In het commissiedebat van 16 februari 2022 werd gesteld dat andere EU-landen zoals Frankrijk meer ruimte nemen dan Nederland in de toepassing van de Europese kaders bij het maken van volkshuisvestelijk beleid. Er werd gevraagd naar de mogelijkheid van het oprekken van de inkomensgrens en de liberalisatiegrens.

Nederland kent een specifiek en uniek stelsel voor sociale huisvesting en steun voor woningcorporaties. Vanwege het feit dat in geen ander land de sociale huursector zo groot is als in Nederland en wij een uniek systeem kennen is een goede vergelijking niet mogelijk. Desalniettemin heeft mijn ministerie dit recent wel in beeld laten brengen en het onderzoek hierna is eerder aan uw Kamer verzonden in november 2020.5

Uit dit onderzoek komt naar voren dat alle lidstaten op een andere manier omgaan met het al dan niet geven van staatssteun aan verhuurders van sociale huurwoningen. In Zweden wordt bijvoorbeeld helemaal geen staatssteun door de centrale overheid gegeven, in Duitsland is de steun niet beperkt tot bepaalde entiteiten zoals woningcorporaties, Oostenrijk rapporteert geen staatssteun voor sociale huisvesting als DAEB en Frankrijk hanteert verschillende inkomensgrenzen afhankelijk van het type woning, de regio waarin de woning zich bevindt en de grootte en samenstelling van het huishouden. In sommige gezinssamenstellingen zijn de inkomensgrenzen in Frankijk hoger dan in Nederland, maar de daadwerkelijke toewijzing is niet vergelijkbaar met het Nederlandse systeem. Wachttijd speelt een beperktere rol in het systeem, in Frankrijk krijgen personen met een (lichamelijke) beperking, personen die geen goede huisvesting hebben, daklozen, met uitzetting bedreigde personen en slachtoffers van geweld voorrang bij de verdeling van het in Frankrijk beperkte aantal sociale huurwoningen.

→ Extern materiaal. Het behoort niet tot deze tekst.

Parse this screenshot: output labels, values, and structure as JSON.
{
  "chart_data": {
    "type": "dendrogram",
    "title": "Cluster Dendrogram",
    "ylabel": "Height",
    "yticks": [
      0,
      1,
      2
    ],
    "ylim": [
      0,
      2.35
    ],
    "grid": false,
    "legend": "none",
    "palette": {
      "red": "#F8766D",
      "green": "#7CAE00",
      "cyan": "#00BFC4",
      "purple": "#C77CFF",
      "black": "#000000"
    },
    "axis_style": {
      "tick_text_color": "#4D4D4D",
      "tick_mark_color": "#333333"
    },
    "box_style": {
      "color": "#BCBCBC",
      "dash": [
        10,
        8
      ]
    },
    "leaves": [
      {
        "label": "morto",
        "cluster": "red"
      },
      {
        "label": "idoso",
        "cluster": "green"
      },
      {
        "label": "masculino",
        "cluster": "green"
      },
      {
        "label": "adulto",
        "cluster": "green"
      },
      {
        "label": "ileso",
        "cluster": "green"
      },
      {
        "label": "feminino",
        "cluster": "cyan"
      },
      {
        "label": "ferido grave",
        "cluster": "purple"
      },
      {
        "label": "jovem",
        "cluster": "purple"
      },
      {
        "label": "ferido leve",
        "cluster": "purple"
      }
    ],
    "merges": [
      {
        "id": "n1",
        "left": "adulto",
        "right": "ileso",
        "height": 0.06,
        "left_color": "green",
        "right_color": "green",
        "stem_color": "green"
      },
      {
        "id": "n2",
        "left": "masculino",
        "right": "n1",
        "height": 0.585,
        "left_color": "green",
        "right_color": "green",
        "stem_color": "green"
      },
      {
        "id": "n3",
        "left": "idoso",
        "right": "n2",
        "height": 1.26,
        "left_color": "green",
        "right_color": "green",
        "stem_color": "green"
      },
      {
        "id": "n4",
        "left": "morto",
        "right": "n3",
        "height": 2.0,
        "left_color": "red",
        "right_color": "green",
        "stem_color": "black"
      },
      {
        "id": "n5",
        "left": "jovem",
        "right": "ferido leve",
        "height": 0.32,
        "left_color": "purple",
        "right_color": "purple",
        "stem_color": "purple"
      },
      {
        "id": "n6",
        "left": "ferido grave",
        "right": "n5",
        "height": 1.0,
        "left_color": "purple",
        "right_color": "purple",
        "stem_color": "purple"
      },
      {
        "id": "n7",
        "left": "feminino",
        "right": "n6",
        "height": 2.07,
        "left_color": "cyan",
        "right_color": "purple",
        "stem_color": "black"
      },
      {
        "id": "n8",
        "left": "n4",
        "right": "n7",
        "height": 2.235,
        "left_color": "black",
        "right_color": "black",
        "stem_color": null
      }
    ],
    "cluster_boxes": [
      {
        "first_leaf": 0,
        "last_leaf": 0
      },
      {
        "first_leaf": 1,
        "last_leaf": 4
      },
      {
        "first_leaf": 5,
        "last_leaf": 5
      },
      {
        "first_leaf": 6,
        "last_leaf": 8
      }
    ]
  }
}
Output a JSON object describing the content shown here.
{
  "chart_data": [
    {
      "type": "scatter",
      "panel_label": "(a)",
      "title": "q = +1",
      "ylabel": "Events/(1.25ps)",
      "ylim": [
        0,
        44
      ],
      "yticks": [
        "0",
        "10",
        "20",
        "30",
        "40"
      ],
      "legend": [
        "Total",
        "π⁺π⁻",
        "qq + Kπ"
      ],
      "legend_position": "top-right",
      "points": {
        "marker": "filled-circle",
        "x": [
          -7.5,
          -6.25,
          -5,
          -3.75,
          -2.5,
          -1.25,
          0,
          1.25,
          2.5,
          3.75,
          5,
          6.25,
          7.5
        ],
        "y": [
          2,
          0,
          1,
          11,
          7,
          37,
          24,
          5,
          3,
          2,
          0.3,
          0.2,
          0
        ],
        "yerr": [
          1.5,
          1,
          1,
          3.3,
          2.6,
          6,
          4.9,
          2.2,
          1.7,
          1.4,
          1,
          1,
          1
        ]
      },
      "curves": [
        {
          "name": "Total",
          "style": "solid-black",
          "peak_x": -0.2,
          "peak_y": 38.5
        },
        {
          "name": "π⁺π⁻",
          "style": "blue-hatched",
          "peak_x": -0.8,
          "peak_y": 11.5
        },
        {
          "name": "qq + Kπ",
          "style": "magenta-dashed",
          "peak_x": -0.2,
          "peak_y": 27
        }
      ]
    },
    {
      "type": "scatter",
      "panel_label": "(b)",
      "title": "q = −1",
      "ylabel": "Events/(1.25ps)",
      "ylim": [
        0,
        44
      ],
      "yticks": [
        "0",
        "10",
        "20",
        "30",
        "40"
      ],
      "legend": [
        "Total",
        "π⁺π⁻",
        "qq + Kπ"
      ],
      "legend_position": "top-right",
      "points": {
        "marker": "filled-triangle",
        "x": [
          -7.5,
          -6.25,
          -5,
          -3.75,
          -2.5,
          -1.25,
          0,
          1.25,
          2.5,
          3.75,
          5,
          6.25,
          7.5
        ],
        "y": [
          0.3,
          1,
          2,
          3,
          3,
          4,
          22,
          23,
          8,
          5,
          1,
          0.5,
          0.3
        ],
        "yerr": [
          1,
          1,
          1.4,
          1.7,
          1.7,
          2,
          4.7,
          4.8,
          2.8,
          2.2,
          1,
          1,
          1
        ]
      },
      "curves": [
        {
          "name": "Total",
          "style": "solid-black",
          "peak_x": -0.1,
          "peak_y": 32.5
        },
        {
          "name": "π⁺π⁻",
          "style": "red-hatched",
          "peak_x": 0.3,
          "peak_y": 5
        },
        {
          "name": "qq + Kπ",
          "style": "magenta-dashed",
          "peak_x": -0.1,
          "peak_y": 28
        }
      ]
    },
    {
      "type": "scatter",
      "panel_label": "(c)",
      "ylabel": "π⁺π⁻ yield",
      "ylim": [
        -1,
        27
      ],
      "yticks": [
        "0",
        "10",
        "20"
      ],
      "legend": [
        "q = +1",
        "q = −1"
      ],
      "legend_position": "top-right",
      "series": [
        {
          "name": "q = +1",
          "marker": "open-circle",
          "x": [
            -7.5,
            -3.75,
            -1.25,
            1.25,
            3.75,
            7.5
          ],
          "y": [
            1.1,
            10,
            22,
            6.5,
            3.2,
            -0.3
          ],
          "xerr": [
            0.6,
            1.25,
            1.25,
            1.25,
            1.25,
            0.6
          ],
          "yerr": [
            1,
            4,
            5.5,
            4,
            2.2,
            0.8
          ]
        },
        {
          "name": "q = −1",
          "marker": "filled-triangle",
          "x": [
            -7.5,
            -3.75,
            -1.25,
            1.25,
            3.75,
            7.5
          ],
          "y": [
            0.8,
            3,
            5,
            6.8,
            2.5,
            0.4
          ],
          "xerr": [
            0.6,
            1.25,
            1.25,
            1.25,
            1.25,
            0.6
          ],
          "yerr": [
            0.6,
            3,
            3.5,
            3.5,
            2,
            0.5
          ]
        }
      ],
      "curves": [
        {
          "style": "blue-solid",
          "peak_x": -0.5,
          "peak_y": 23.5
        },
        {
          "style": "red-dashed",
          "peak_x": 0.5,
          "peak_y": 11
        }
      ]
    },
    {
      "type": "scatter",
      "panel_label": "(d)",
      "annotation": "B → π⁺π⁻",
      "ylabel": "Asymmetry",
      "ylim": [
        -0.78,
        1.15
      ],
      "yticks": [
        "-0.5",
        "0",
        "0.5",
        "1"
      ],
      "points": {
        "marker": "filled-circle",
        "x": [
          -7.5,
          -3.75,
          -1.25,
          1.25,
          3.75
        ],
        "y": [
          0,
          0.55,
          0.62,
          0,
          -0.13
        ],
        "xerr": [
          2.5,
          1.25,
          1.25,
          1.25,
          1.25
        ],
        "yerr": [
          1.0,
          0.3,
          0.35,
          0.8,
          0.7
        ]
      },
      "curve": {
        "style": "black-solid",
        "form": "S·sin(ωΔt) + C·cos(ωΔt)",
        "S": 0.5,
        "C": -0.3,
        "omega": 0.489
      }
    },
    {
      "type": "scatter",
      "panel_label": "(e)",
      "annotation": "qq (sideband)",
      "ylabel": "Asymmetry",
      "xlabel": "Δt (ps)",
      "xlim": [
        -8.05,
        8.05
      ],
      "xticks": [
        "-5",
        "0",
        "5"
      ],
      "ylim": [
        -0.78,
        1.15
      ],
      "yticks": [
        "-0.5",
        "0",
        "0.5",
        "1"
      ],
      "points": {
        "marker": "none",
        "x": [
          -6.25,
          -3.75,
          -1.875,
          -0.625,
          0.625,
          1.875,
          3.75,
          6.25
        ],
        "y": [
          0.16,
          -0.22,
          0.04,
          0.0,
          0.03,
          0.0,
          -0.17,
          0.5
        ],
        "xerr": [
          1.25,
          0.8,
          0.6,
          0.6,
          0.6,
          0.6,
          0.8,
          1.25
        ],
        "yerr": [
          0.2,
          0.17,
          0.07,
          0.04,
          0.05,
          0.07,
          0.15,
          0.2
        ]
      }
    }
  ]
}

Op basis van het eerdergenoemde onderzoek kan het zijn dat andere landen meer ruimte lijken te nemen bij de financiering van de sociale huursector, maar bij bestudering blijkt dat niet het geval, bijvoorbeeld omdat zoals in Duitsland de steun niet is beperkt tot bepaalde entiteiten. Ook de omvang van de sociale huursector in Nederland heeft tot gevolg dat Nederland eerder dan andere landen te maken krijgt met de grenzen van wat is toegestaan op basis van de Europese regels. Waar ongeveer één op de drie woningen in Nederland een sociale huurwoning van een corporatie is, is dat in Oostenrijk 24%, in Frankrijk 16%, in Ierland 9% en in Duitsland 3%. Voor alle lidstaten gelden dezelfde regels rondom staatssteun zoals ik hierboven heb geschetst maar sommige lidstaten hebben meer ruimte binnen dezelfde regels omdat de sector daar minder groot van omvang is.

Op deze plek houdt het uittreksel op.